Я провел его через толпу и впихнул в машину. Толпа не расходилась. Мне даже, признаться, стало завидно, вспомнился Крым, наша молодость и споры: кто из нас Ай-Петри, а кто Чатыр-Даг. Конечно, в литературе. Пришли к соглашению, что он Ай-Петри, а я Чатыр-Даг. Обе знаменитые горы, но Ай-Петри больше знаменита и чаще упоминается, а Чатыр-Даг реже.{632}
На долю ключика досталась Роман-Кош{633}!
— Товарищи, — обратился я к толпе, не дававшей возможности нашей машине тронуться. — Ну чего вы не видели?
— Да нам интересно посмотреть на новую модель автомобиля. У нас в Ленинграде она в новинку. Вот и любуемся. Хорошая машина! И ведь, главное дело, своя, советская, отечественная!
Шофер дал гудок. Толпа разошлась, и машина двинулась, увозя меня и штабс-капитана, на лице которого появилось удовлетворенно-смущенное выражение и бородавка на подбородке вздрогнула не то от подавленного смеха, не то от огорчения.
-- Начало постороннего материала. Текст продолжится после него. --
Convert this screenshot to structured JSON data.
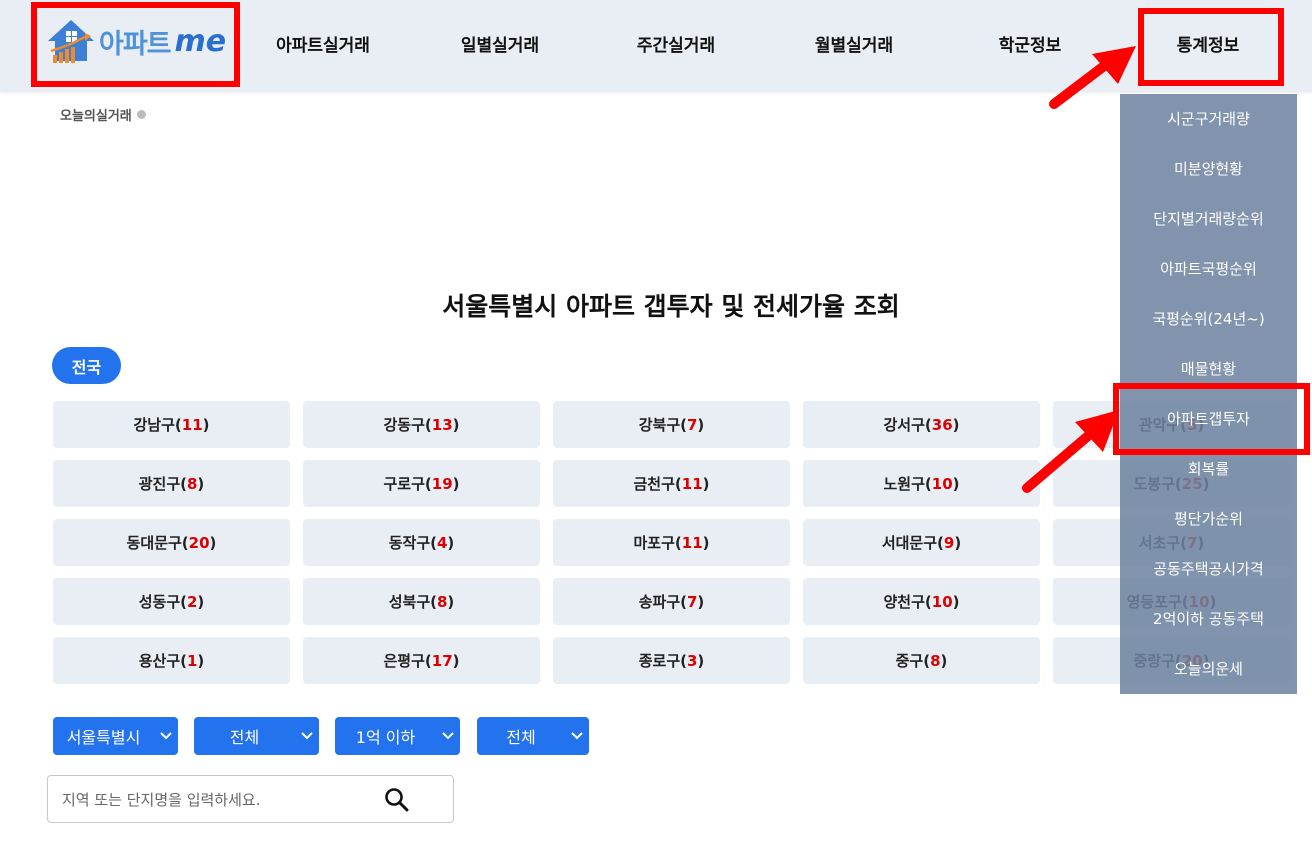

Мы переглянулись и стали смеяться. Я громко, а он на свой манер — тихонько.
Прав был великий петроградец Александр Сергеевич:
«Что слава? Яркая заплата»{634} — и т. д.
А вокруг нас все разворачивались и разворачивались каналы и перспективы неповторимого города, прежняя душа которого улетела подобно пчелиному рою, покинувшему свой прекрасный улей, а новая душа, новый пчелиный рой, еще не вполне обжила свой город.
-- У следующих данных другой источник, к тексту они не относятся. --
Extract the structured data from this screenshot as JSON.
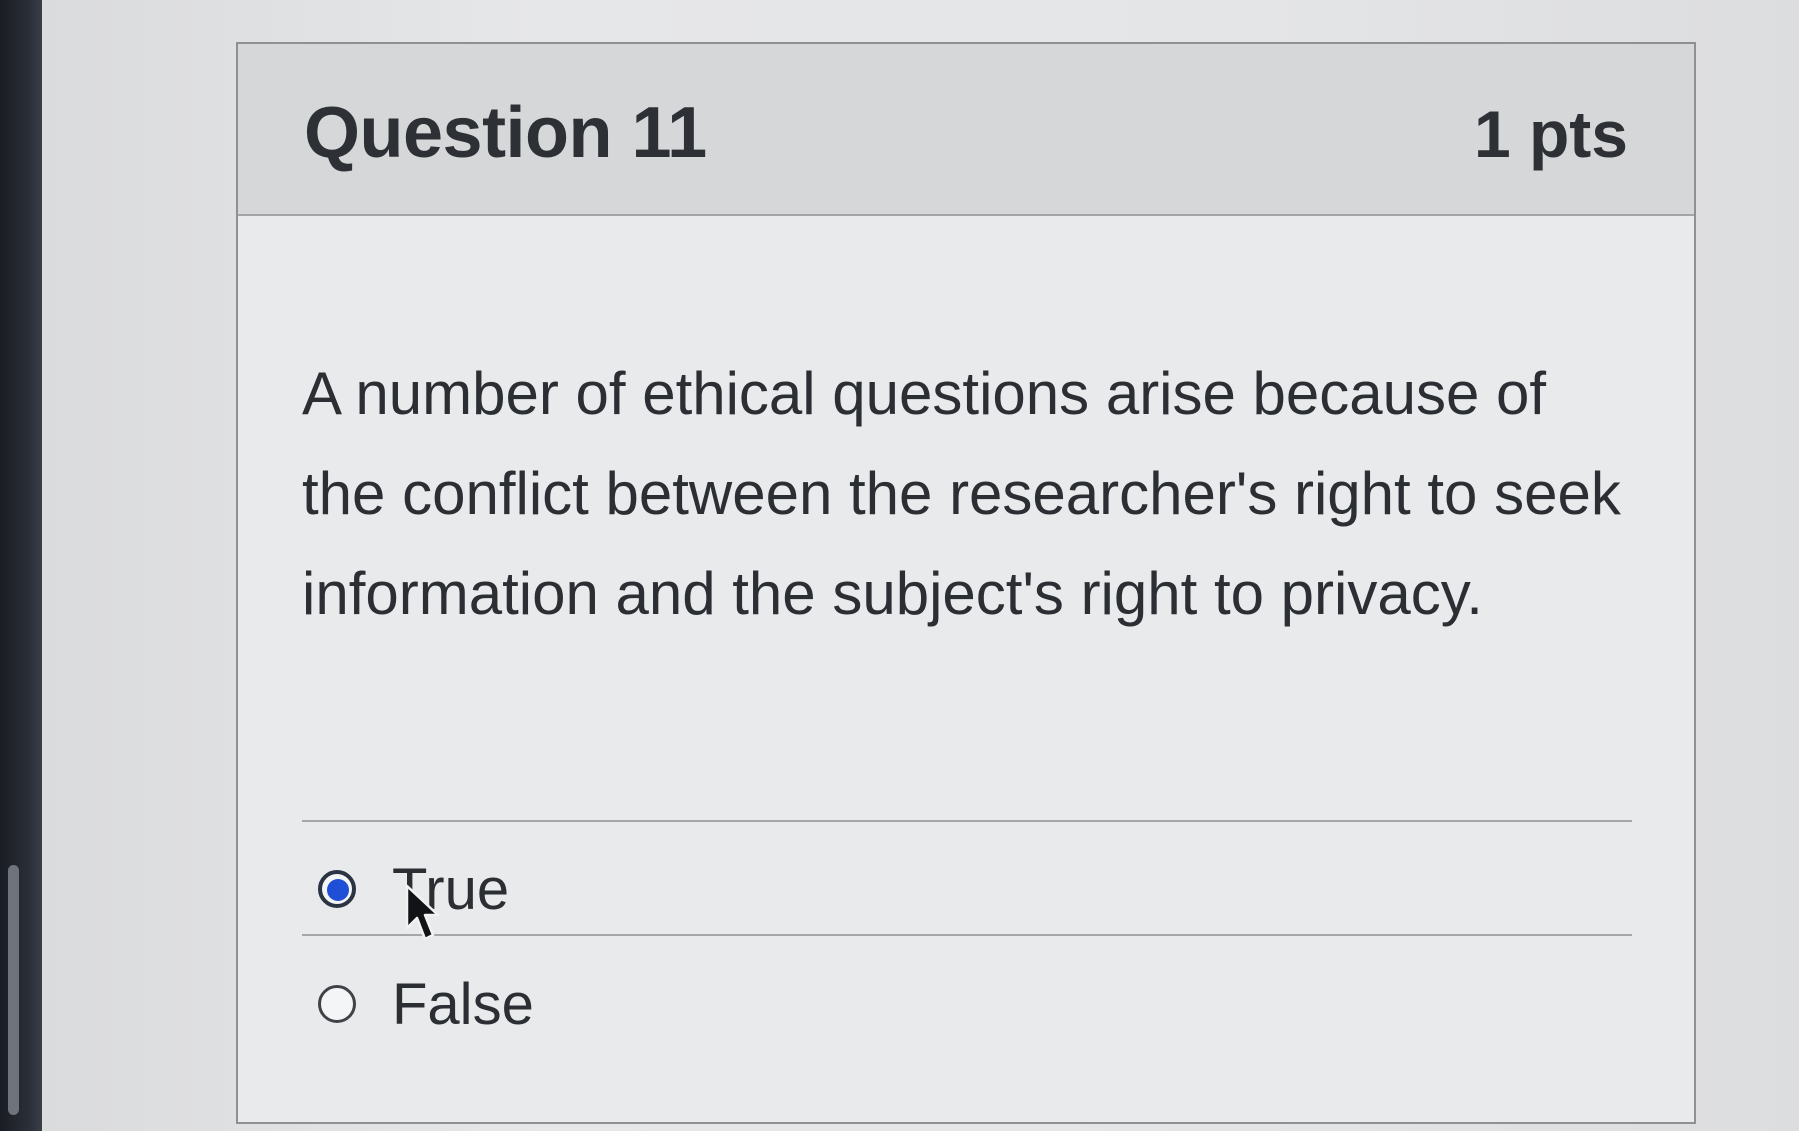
{
  "question": {
    "title": "Question 11",
    "points": "1 pts",
    "text": "A number of ethical questions arise because of the conflict between the researcher's right to seek information and the subject's right to privacy."
  },
  "answers": [
    {
      "label": "True",
      "selected": true
    },
    {
      "label": "False",
      "selected": false
    }
  ],
  "colors": {
    "radio_selected": "#1f4fd6",
    "text": "#2b2e33"
  },
  "icons": {
    "cursor": "mouse-pointer-icon"
  }
}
Новое вино, влитое в старые мехи.
Над бело-желтым Смольным суровый ветер с Финского залива нес тучи, трепал флаг победившей революции, а в бывшем Зимнем дворце, в Эрмитаже, под охраной гранитных атлантов, в темноватом зале испанской живописи, плохо освещенная и совсем незаметная, дожидалась нас Мадонна Моралеса, которую ключик считал лучшей картиной мира, и мы со штабс-капитаном снова — в который раз! — прошли по обветшавшему, скрипящему дворцовому паркету мимо этой маленькой темной картины в старинной золоченой раме, как бы прощаясь навсегда с нашей молодостью, с нашей жизнью, с нашей Мадонной{635}.
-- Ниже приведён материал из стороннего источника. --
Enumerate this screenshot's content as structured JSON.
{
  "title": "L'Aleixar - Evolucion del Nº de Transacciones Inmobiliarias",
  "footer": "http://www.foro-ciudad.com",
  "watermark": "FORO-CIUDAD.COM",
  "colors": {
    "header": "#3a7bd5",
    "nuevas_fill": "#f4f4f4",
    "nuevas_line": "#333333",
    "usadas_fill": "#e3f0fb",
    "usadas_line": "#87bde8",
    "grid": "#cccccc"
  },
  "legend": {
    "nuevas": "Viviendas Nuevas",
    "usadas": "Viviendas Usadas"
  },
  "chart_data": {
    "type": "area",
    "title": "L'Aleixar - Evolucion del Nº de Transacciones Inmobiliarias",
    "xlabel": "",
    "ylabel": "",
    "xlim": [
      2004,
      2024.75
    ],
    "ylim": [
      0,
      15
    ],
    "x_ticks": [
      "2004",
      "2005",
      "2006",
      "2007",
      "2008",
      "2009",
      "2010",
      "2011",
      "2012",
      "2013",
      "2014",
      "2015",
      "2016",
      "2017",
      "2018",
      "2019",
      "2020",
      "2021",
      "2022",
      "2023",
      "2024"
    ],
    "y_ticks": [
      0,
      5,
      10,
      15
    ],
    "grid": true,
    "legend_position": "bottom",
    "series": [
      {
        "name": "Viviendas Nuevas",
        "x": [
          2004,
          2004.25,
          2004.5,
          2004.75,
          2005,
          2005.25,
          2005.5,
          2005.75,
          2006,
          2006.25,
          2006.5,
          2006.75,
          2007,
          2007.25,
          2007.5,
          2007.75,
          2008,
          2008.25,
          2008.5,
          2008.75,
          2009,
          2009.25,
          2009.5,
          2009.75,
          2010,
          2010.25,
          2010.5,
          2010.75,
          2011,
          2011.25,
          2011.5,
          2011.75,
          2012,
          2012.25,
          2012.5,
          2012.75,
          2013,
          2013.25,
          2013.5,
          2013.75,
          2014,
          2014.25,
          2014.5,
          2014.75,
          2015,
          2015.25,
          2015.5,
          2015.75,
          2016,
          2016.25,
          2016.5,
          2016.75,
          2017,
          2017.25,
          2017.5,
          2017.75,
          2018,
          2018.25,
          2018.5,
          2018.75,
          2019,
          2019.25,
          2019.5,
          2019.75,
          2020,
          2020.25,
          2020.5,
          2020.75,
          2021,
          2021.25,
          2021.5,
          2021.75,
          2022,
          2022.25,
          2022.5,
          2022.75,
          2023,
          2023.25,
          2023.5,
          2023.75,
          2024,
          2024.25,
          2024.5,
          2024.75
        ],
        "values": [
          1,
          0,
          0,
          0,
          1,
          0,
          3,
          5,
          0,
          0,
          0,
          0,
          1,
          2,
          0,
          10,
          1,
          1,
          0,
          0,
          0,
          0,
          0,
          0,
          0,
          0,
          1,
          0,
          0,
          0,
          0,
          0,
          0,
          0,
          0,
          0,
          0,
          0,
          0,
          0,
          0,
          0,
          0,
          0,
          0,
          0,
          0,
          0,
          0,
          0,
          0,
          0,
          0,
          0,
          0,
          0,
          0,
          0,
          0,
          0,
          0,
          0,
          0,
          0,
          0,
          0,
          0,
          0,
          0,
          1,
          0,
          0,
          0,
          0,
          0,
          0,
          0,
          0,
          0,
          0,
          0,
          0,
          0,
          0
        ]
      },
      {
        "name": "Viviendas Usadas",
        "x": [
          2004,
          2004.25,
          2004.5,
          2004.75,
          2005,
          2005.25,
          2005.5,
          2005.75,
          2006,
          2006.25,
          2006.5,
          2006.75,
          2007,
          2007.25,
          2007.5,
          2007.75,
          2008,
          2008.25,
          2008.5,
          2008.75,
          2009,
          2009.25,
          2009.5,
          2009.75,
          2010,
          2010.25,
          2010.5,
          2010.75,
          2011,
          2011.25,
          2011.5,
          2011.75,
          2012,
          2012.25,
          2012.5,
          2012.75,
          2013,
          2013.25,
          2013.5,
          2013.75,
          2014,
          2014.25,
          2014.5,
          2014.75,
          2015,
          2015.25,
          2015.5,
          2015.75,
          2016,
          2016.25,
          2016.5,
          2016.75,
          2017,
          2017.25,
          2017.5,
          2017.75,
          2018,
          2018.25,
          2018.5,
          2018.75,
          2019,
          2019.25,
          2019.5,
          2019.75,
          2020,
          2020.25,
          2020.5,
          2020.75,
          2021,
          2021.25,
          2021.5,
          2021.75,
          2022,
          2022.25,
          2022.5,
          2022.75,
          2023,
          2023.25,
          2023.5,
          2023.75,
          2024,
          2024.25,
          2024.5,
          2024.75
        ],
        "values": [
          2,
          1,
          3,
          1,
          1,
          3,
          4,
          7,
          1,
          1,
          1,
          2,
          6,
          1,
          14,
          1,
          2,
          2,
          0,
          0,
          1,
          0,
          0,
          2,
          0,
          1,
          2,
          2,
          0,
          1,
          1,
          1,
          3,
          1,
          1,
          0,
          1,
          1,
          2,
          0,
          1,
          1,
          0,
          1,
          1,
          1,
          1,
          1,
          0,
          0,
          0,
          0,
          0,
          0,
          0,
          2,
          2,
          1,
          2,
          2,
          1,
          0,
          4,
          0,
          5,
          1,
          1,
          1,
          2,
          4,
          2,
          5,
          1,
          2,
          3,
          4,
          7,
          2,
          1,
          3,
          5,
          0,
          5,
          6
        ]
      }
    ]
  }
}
Вот каким обыкновенным и незабываемым возник передо мной образ штабс-капитана среди выгорающей дребедени гнилых мещанских домиков, охваченных дымным пламенем, над которым возвышалась, отражаясь в старом подмосковном пруде, непомерно высокая бетонная многочленистая Останкинская телевизионная башня{636} — первый выходец из таинственного Грядущего.
…возле бывшего Брянского вокзала{637} на месте скопления лачуг раскинулся новый прекрасный парк{638} , проезжая мимо которого, с поразительной отчетливостью вижу я мулата в нескольких его ипостасях, в той нелогичной последовательности, которая свойственна свободному человеческому мышлению, живущему не по выдуманным законам так называемого времени, хронологии, а по единственно естественным, пока еще не изученным законам ассоциативных связей.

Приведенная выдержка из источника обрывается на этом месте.